Warren won plaudits from some analysts and policy wonks for releasing a plan, but the details she laid out are also being picked apart by critics and rivals, with some experts already expressing doubts about her assumptions and numbers. Here’s some of the reaction:

Congratulations from a conservative: “Kudos to Senator Warren for actually releasing a plan,” said Scott Greenberg, formerly an analyst with the right-leaning Tax Foundation. “There are a lot of things in here that will draw attacks from the left and from the right, and it might have been politically easier not to release it at all. But Warren has stuck by her commitment to explain her proposals.”

Criticism from a key rival: “The mathematical gymnastics in this plan are all geared towards hiding a simple truth from voters: it’s impossible to pay for Medicare for All without middle class tax increases,”  said Kate Bedingfield, deputy campaign manager for Joe Biden. Bedingfield argued that employees would end up paying the tax on employers.

Dire warnings from the White House: “It is the middle class who would have to pay the extra $100 billion or more to finance this kind of socialist government takeover of health care,” said Larry Kudlow, President Trump’s top economic adviser. “It would have a catastrophic effect on the economy and all these numbers that we’re seeing, all these numbers, on incomes per household, on wage increases, on jobs, all these numbers would literally evaporate and by the by, so would the stock market.”
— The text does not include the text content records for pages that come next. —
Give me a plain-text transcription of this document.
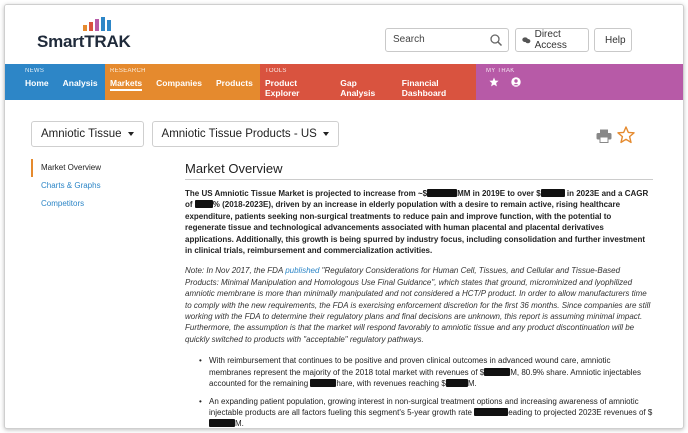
SmartTRAK	Search	Direct Access	Help
NEWS
Home Analysis
RESEARCH
Markets Companies Products
TOOLS
Product Explorer
Gap Analysis
Financial Dashboard
MY TRAK
Amniotic Tissue	Amniotic Tissue Products - US
Market Overview
Charts & Graphs
Competitors
Market Overview

The US Amniotic Tissue Market is projected to increase from ~$	MM in 2019E to over $	in 2023E and a CAGR of % (2018-2023E), driven by an increase in elderly population with a desire to remain active, rising healthcare expenditure, patients seeking non-surgical treatments to reduce pain and improve function, with the potential to regenerate tissue and technological advancements associated with human placental and placental derivatives applications. Additionally, this growth is being spurred by industry focus, including consolidation and further investment in clinical trials, reimbursement and commercialization activities.

Note: In Nov 2017, the FDA published "Regulatory Considerations for Human Cell, Tissues, and Cellular and Tissue-Based Products: Minimal Manipulation and Homologous Use Final Guidance", which states that ground, microminized and lyophilized amniotic membrane is more than minimally manipulated and not considered a HCT/P product. In order to allow manufacturers time to comply with the new requirements, the FDA is exercising enforcement discretion for the first 36 months. Since companies are still working with the FDA to determine their regulatory plans and final decisions are unknown, this report is assuming minimal impact. Furthermore, the assumption is that the market will respond favorably to amniotic tissue and any product discontinuation will be quickly switched to products with "acceptable" regulatory pathways.

• With reimbursement that continues to be positive and proven clinical outcomes in advanced wound care, amniotic membranes represent the majority of the 2018 total market with revenues of $	M, 80.9% share. Amniotic injectables accounted for the remaining	hare, with revenues reaching $	M.
• An expanding patient population, growing interest in non-surgical treatment options and increasing awareness of amniotic injectable products are all factors fueling this segment's 5-year growth rate	eading to projected 2023E revenues of $M.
Tax vs. premium: Warren’s plan will likely kick off a debate about the difference between taxes and health care premiums, and whether that difference matters, says William Gale of the Brookings Institution. “Does [the Warren plan] raise ‘taxes’ on the middle class?,” Gale asked Friday. “Short answer — it does not raise ‘burdens’ on the middle class.”

Cost reduction is crucial: “The key to Warren’s plan for financing Medicare for all is aggressively constraining prices paid to hospitals, physicians, and drug companies. We’d still have the most expensive health system in the world, but it would be less expensive than it is now,” said Larry Levitt of the Kaiser Family Foundation. “Warren’s plan to aggressively constrain health care prices under Medicare for all would be quite disruptive. On the other hand, every other developed country has managed to figure it out, so we know it’s possible.”

And the battle is ultimately political: “In laying out the specifics of her Medicare for all plan, Warren’s challenge is more about politics than arithmetic,” Levitt continued. “She is taking on the wealthy, corporations, and pretty much every part of the health care and insurance industries. Those are some powerful enemies.”

So don’t expect major legislation soon: “Experts will argue for months whether [Warren is] being too optimistic — whether her cost estimates are too low and her revenue estimates too high, whether we can really do this without middle-class tax hikes,” said economist Paul Krugman. “You might say that time will tell, but it probably won’t: Even if Warren becomes president, and Dems take the Senate too, it’s very unlikely that Medicare for all will happen any time soon.”